After 4 years as a paramedic and 9 years with the department, I and others have gone on a lot of bad calls.
A couple of years ago, when I was first transferred to ___________, calls like this one were few and far between. Now I respond to a call about a stabbing, shooting or some other act of violence at least once or twice a week.
I remember the first bad call I went on, shortly after I became a paramedic. Someone had called 911 for an infant who wasn’t breathing. I arrived at the house and saw the infant lying on the kitchen table. The child didn’t have a pulse. The mother said the child was 2 years old. To me it looked as if the child starved to death. There was nothing I could do. “It is the worst thing I’ve ever seen, hands down,” I remember telling my wife.
I have calls with children that are even harder to deal with since my 6-year-old daughter, Angie, was born.
One night a couple of years ago, when he worked at Station such and such, I responded to 3 fatal shootings. “I don’t want to relive some of the terrible things I’ve seen,” I tell my wife this every once in a while.
Even nonviolent calls hold risk. Overnight Sunday, the department responded to a call for a person who had trouble breathing. While firefighters transferred the patient into the ambulance, a firefighter was shot. The firefighter was treated for a graze wound to the side of his head and released from the hospital.
I say it’s worth it — I love what I do.
I grew up in the city and joined the department after graduating from High School, following in the footsteps of my father. After seven years as a firefighter, I decided to become a paramedic.
I’ve seen this town grow into a small city and it’s gone from bad to worse to better. It’s all over the place. This is where I live and I’m here to take care of people.”
My training takes over on the scene. I see tasks to be completed, victims to care for. You really don’t have time to form some form of emotional attachment at that time because there’s a job to be done. I quietly try to wipe the slate clean each time I return to the firehouse. You can’t take baggage from a previous run on your next run. My department’s health and safety officer aims to address the trauma on emergency workers even before they leave the scene of a call.
Before leaving, firefighters and paramedics hold debriefings to share what happened.
A few days after a critical incident, such as a child’s death, another intervention, a diffusing, takes place. People who were on the scene will describe what they saw. Instead of just sharing how they feel, they are challenged to quantify their emotions.
If a call was particularly traumatic, a deeper session, known as a debriefing, may start as soon as they return to the station house.
The department has stepped up efforts over the last few years to make sure people are handling the stress of the job. The department also started a peer support team, which now has more than 10 members.
They are not counselors, but there as an ear to listen.
On that spring day, I talked with police at the scene and found out what had happened.
Person (A) had hit the 2-year-old with his vehicle as the toddler ran into the street.
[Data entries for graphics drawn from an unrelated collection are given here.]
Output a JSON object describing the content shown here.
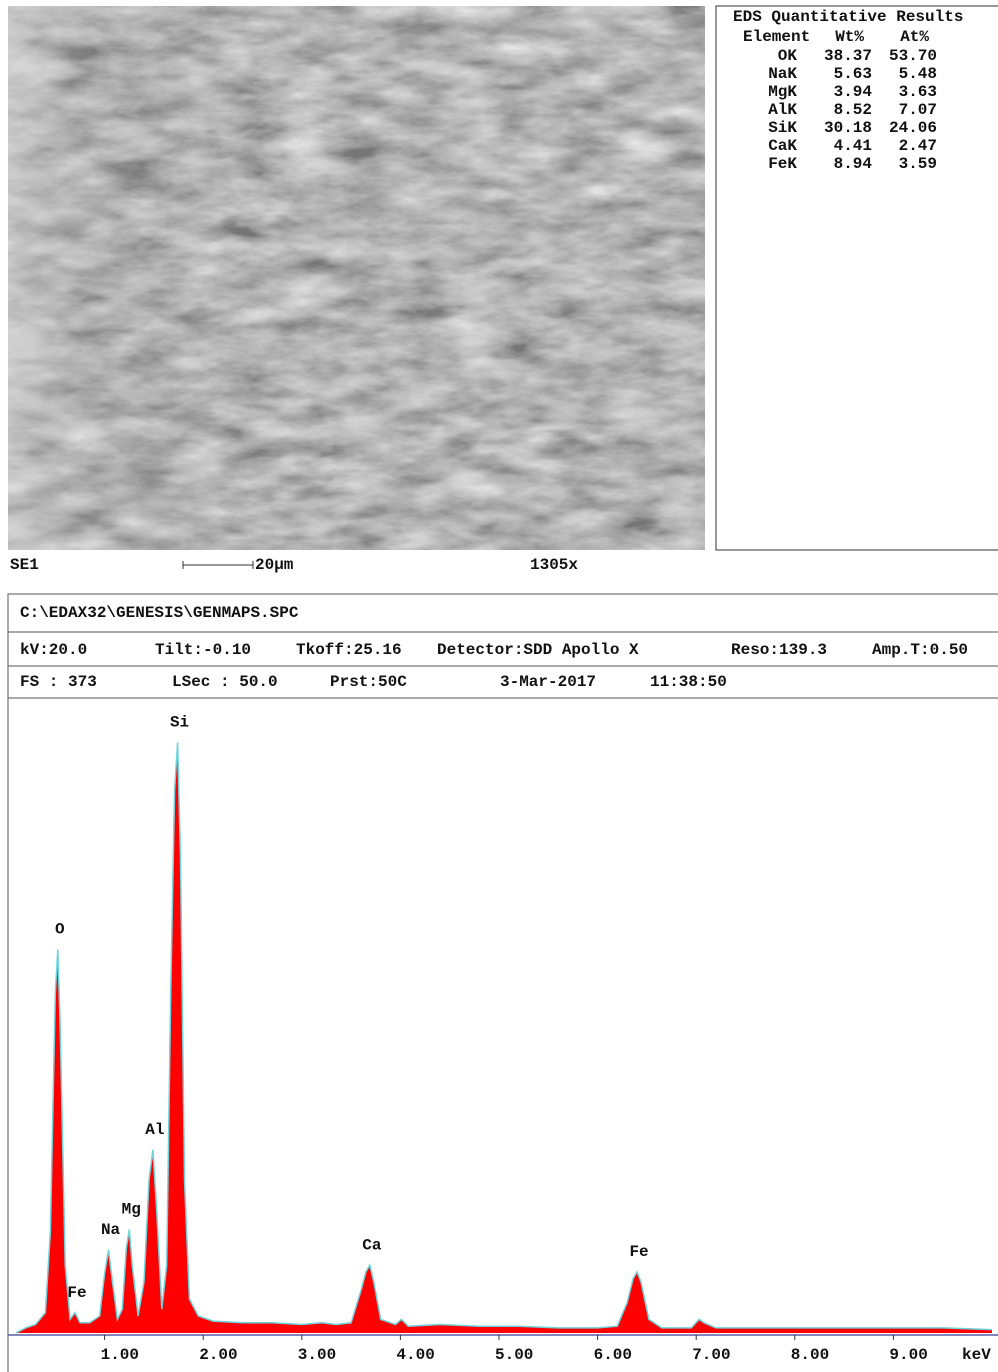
{
  "eds_table": {
    "title": "EDS Quantitative Results",
    "columns": [
      "Element",
      "Wt%",
      "At%"
    ],
    "rows": [
      [
        "OK",
        "38.37",
        "53.70"
      ],
      [
        "NaK",
        "5.63",
        "5.48"
      ],
      [
        "MgK",
        "3.94",
        "3.63"
      ],
      [
        "AlK",
        "8.52",
        "7.07"
      ],
      [
        "SiK",
        "30.18",
        "24.06"
      ],
      [
        "CaK",
        "4.41",
        "2.47"
      ],
      [
        "FeK",
        "8.94",
        "3.59"
      ]
    ]
  },
  "image_caption": {
    "mode": "SE1",
    "scale": "20µm",
    "magnification": "1305x"
  },
  "spectrum_header": {
    "file": "C:\\EDAX32\\GENESIS\\GENMAPS.SPC",
    "row1": [
      "kV:20.0",
      "Tilt:-0.10",
      "Tkoff:25.16",
      "Detector:SDD Apollo X",
      "Reso:139.3",
      "Amp.T:0.50"
    ],
    "row2": [
      "FS : 373",
      "LSec : 50.0",
      "Prst:50C",
      "3-Mar-2017",
      "11:38:50"
    ]
  },
  "chart_data": {
    "type": "area",
    "x_label": "keV",
    "x": [
      0.1,
      0.2,
      0.3,
      0.4,
      0.45,
      0.5,
      0.525,
      0.55,
      0.6,
      0.65,
      0.7,
      0.75,
      0.85,
      0.95,
      1.0,
      1.04,
      1.08,
      1.13,
      1.18,
      1.22,
      1.25,
      1.28,
      1.34,
      1.4,
      1.45,
      1.49,
      1.53,
      1.58,
      1.63,
      1.67,
      1.71,
      1.74,
      1.77,
      1.81,
      1.86,
      1.95,
      2.1,
      2.4,
      2.7,
      3.0,
      3.2,
      3.35,
      3.5,
      3.6,
      3.65,
      3.69,
      3.73,
      3.8,
      3.95,
      4.01,
      4.08,
      4.4,
      4.8,
      5.2,
      5.6,
      6.0,
      6.2,
      6.3,
      6.36,
      6.4,
      6.44,
      6.52,
      6.65,
      6.95,
      7.03,
      7.08,
      7.2,
      7.6,
      8.0,
      8.5,
      9.0,
      9.5,
      10.0
    ],
    "series": [
      {
        "color": "#ff0000",
        "line_color": "#6fd3dc",
        "values": [
          0,
          3,
          5,
          12,
          60,
          200,
          226,
          180,
          40,
          8,
          12,
          6,
          6,
          10,
          35,
          49,
          30,
          8,
          14,
          50,
          61,
          40,
          10,
          30,
          90,
          108,
          70,
          14,
          40,
          200,
          320,
          348,
          280,
          90,
          20,
          10,
          7,
          6,
          6,
          5,
          6,
          5,
          6,
          25,
          36,
          40,
          30,
          8,
          5,
          8,
          4,
          5,
          4,
          4,
          3,
          3,
          4,
          18,
          32,
          36,
          30,
          8,
          3,
          3,
          8,
          6,
          3,
          3,
          3,
          3,
          3,
          3,
          2
        ]
      }
    ],
    "annotations": [
      {
        "text": "O",
        "x": 0.525
      },
      {
        "text": "Fe",
        "x": 0.7
      },
      {
        "text": "Na",
        "x": 1.04
      },
      {
        "text": "Mg",
        "x": 1.25
      },
      {
        "text": "Al",
        "x": 1.49
      },
      {
        "text": "Si",
        "x": 1.74
      },
      {
        "text": "Ca",
        "x": 3.69
      },
      {
        "text": "Fe",
        "x": 6.4
      }
    ],
    "xlim": [
      0,
      10
    ],
    "ylim": [
      0,
      373
    ],
    "xticks": [
      {
        "value": 1,
        "label": "1.00"
      },
      {
        "value": 2,
        "label": "2.00"
      },
      {
        "value": 3,
        "label": "3.00"
      },
      {
        "value": 4,
        "label": "4.00"
      },
      {
        "value": 5,
        "label": "5.00"
      },
      {
        "value": 6,
        "label": "6.00"
      },
      {
        "value": 7,
        "label": "7.00"
      },
      {
        "value": 8,
        "label": "8.00"
      },
      {
        "value": 9,
        "label": "9.00"
      }
    ]
  }
}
A man who police would later identify as his uncle, Person (B), shot Person (A). The toddler’s brother, 15-year-old Person (C), was wounded in the gunfire. While I stayed on the scene to write my report, I cared for two more people who began to experience chest pain. I helped to treated them, and wrote up another report. I was the last paramedic to leave the scene.
After the fact, you start thinking about little things that you saw because now everything is slowing down and you have time to think about everything that happened. This typically happens harder when it’s your last shift on the schedule and you’re going home.
I get home. Exhausted. My wife and kids want my attention. I can’t even begin to share what has happened this past shift rotation. My family does not deserve to hear the details. I tell them I’m fine and go take a nap. It’s not easy. But it’s my job.